Тот же параллелизм, который существует между Иваном и Смердяковым, можно уловить между Дмитрием и Алешей. Только Алеша воплощает[75] те духовные силы, которые лежат в Дмитрии. В сходстве Ивана со Смердяковым лежит его гибель. В сходстве Дмитрия с Алешей возможность «воскресения из мертвых».
Достоевский намеренно как бы, чего он никогда не делал, подчеркнул этот параллелизм.
В ту самую ночь, когда в монастыре лежит тело почившего «святого» старца Зосимы, духовного отца Алеши, его отец по плоти – грешный старик Феодор Павлович Карамазов, лежит в своем кабинете с проломленным черепом.

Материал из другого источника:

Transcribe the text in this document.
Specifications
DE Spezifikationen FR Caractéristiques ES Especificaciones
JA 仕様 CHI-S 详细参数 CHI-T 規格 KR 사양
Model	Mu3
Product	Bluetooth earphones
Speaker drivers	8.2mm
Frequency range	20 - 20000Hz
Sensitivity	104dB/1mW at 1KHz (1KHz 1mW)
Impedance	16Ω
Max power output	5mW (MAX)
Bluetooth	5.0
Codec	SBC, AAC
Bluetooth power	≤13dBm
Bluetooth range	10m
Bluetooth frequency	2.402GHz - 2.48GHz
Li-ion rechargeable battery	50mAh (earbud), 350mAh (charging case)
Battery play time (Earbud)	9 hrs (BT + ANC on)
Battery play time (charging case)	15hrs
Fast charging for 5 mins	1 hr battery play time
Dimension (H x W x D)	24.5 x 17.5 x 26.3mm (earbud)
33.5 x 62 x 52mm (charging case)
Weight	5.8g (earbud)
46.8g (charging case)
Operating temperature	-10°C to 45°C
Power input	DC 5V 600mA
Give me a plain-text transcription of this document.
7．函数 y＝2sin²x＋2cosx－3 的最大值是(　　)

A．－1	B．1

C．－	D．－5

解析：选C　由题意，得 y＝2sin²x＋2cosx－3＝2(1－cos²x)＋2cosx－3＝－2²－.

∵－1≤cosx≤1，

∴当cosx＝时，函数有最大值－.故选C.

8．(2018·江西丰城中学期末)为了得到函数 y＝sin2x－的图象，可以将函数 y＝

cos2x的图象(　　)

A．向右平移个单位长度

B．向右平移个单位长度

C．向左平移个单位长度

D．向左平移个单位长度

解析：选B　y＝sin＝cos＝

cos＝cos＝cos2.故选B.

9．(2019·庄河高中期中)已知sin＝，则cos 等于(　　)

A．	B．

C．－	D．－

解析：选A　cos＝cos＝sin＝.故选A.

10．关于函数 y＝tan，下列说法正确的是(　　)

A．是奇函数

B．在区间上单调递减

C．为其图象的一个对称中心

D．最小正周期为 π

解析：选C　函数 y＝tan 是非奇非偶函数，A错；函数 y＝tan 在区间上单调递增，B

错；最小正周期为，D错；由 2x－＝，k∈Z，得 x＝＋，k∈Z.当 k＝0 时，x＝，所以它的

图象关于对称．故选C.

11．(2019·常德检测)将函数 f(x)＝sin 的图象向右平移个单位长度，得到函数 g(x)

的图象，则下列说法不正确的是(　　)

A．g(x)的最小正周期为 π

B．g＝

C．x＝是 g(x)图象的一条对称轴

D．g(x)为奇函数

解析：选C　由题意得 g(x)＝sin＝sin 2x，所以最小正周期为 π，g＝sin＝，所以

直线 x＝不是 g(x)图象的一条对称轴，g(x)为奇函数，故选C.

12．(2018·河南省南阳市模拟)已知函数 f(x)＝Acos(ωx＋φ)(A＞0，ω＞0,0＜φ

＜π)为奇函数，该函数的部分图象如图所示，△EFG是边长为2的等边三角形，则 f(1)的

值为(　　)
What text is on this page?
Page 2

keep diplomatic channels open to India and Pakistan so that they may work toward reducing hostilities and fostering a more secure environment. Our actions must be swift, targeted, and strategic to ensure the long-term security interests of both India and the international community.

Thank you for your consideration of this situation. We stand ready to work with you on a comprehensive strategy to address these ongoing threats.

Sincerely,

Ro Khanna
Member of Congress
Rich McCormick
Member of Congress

В эту же самую ночь Митя мчится на тройке в Мокрое и молится исступленно:
«Господи, прими меня в моем беззаконии, но не суди меня. Пропусти мимо без суда твоего… Не суди, потому что я сам осудил себя, не суди, потому что я люблю тебя, Господи! Мерзок сам, а люблю тебя: во ад пошлешь, и там любить буду, и оттуда буду кричать, что люблю тебя во веки веков».
И Достоевский спешит отметить, что это была та самая ночь и тот самый час, когда Алеша вышел из кельи, где стояло тело старца Зосимы, только что проснувшись от того сна, когда ему[76] было вещее видение о пире в Кане Галилейской:
«Над ним широко, необозримо опрокинулся небесный купол, полный тихих, сияющих звезд. С зенита до горизонта двоился еще неясный Млечный Путь. Свежая и тихая до неподвижности ночь облегала землю. Белые башни и золотые главы собора сверкали на яхонтовом небе. Осенние, роскошные цветы в клумбах около дома заснули до утра. Тишина земная как бы сливалась с небесною, тайна земная соприкасалась со звездной… Алеша стоял, смотрел и вдруг, как подкошенный, повергся на землю.
Он не знал, для чего обнимал ее, он не давал себе отчета, почему ему так неудержимо хотелось целовать ее всю, но он целовал ее, плача, рыдая и обливая своими слезами, и исступленно клялся любить ее во веки веков. „Облей землю слезами радости твоея и люби сии слезы твои…“ – прозвенело в его душе. О чем плакал он? О, он плакал в восторге своем даже об этих звездах, которые сияли ему из бездны, и не стыдился исступления сего. Как будто нити от всех этих бесчисленных миров божьих сошлись разом в душе его, и она вся трепетала, соприкасаясь мирам иным. Простить ему хотелось всех и за все и просить прощения, о! не себе, а за всех, за все и за вся, а „за меня и другие просят“, прозвенело опять в душе его. Но с каждым мгновением он чувствовал явно, как бы осязательно, что что-то твердое и незыблемое, как свод небесный, сходило в душу его. Какая-то как бы идея воцарялась в уме его – и уже на всю жизнь и на веки веков. Пал он на землю слабым юношей, а встал твердым на всю жизнь бойцом, и сознал и почувствовал это вдруг, в ту же минуту своего восторга. И никогда, никогда не мог забыть Алеша во всю жизнь свою потом этой минуты. „Кто-то посетил мою душу в тот час“, – говорил он потом с твердой верой в слова свои…
Через три дня он вышел из монастыря, что согласовалось и со словом покойного старца его, повелевшего ему „пребывать в миру“».
Я целиком прочитал эту страницу потому, что она является[77] центральной точкой всего романа. Без того света, которым озаряет она мрачные страницы «Братьев Карамазовых», трагедия Карамазовых была бы так же безвыходна, как трагедия Эдипа. В этом экстазе любви к земле, к плоти, ко всему сущему Достоевский раскрывает тот путь, которым карамазовщина может быть преодолена без отцеубийства; тот путь, на котором требование: «оставь отца и мать и иди за Мною», не нарушает, а утверждает заповедь: «чти отца своего и матерь свою».
Как известно, те «Братья Карамазовы», которых мы имеем в настоящее время, по замыслу Достоевского должны были стать только прологом к большому роману, который бы охватывал всю жизнь Алеши. Этого романа Достоевский не написал, потому что умер или, как было сказано [в этом году][78] – умер, потому что не мог бы написать.